Since 2019, all gambling advertising has been prohibited in Italy, with almost all advertising and sponsorship also now banned in Spain. National lottery games are exempted in both countries. In the UK, operators have agreed not to advertise immediately before, during or after televised sports events, unless after 9 pm. Similar legal restrictions now apply in Germany and the Netherlands, whereas operators cannot advertise until late at night in Portugal or Spain. Also in Spain, all welcome bonuses are prohibited under a 2020 advertising decree.

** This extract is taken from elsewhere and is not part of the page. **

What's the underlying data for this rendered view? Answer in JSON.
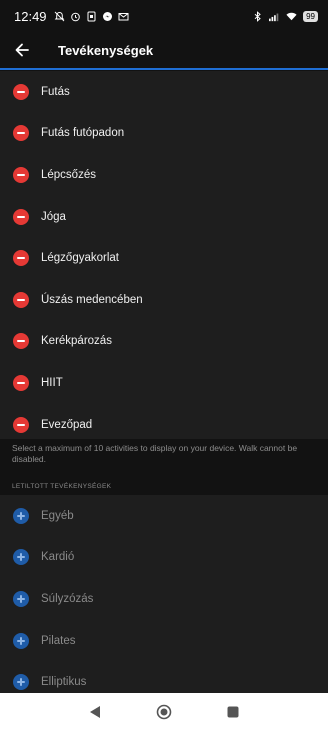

In terms of regulatory restrictions, discontent over gambling advertising continues to spread its tendrils eastward. Armenia and Georgia have proposed and enacted legislation respectively to introduce almost total bans on all forms of gambling advertising. Although the high-profile drama in Italy several years ago remains the brightest advertising flashpoint, activity in Eastern Europe demonstrates that in every country with a functioning gambling market there exists the risk of an advertising crackdown. Even in Western Europe, there are proposals to ban ads in Belgium, and both French and German regulators have been making uncomfortable noises about marketing. In the UK, the possibility of a seismic ban on sports sponsorship remains firmly on the agenda of campaigners. As more countries opt for restrictions, the variety of approaches paints an ever-more completed picture of marketing compliance across the continent. Georgia’s new laws, for example, allow for certain kinds of sports sponsorship, but ban all digital ads outside of an operator’s website, while Armenia’s proposed rules would only allow sports betting to be advertised in four star hotels and airports.


Being effective on April 4th, 2022, new Alcohol and Gaming Commission of Ontario (Canada) standards for Internet gaming contain a prohibition on marketing communications that include “gambling inducements,” such as bonus offers. Ontario’s regulated market for online gambling will be different from those of U.S. states in many respects, with advertising and marketing being no exception. While televised, online and social media channels in many major U.S. markets are being bombarded with ads offering deposit matches, free bets and other bonuses, registered operators in Ontario will not be able to run advertisements that communicate any “gambling inducements, bonuses and credits,” with such offers instead only visible on the operators’ own websites. Ontario players can also receive direct marketing communications with bonus offers via email, social media and text only after giving their express consent via an opt-in process. Although seemingly influenced by broader restrictions on the marketing of inducements already in place in Australia and Spain, Ontario will also follow the likes of Indiana and New York in preventing use of the terms of “risk-free” or “free bet”, unless the offer truly is free to the consumer.

About the U.S., while legislators and regulators have yet to truly take action against the volume of sports betting advertising, beyond standard content regulation included in most laws and state regulations, the faint sounds of a backlash have begun to echo in some states. Colorado legislators have spoken publicly about looking into measures to curtail advertising amid public complaints in a highly competitive market which features the largest number of active operators in the U.S. In addition, Virginia legislators have pursued a bill that would restrict companies from cheekily twisting the state’s “Virginia is for Lovers” slogan into “Virginia is for Bettors,” in what would be the first formal legislative response to sports betting advertising, assuming that it is enacted before lawmakers adjourn in late-March. In a more significant move, three days before Super Bowl Sunday, New York’s Attorney General publicly warned companies against misleading marketing campaigns using devices like “risk-free” bets and deposit matches with exorbitant play through requirements, putting operators on notice that violators would hear from the state’s top law enforcement official. The aforementioned causes concern among online gaming operators in Canada and the United States, because there, as in Europe, it will be increasingly difficult to capture the attention, interest and investment of gamblers.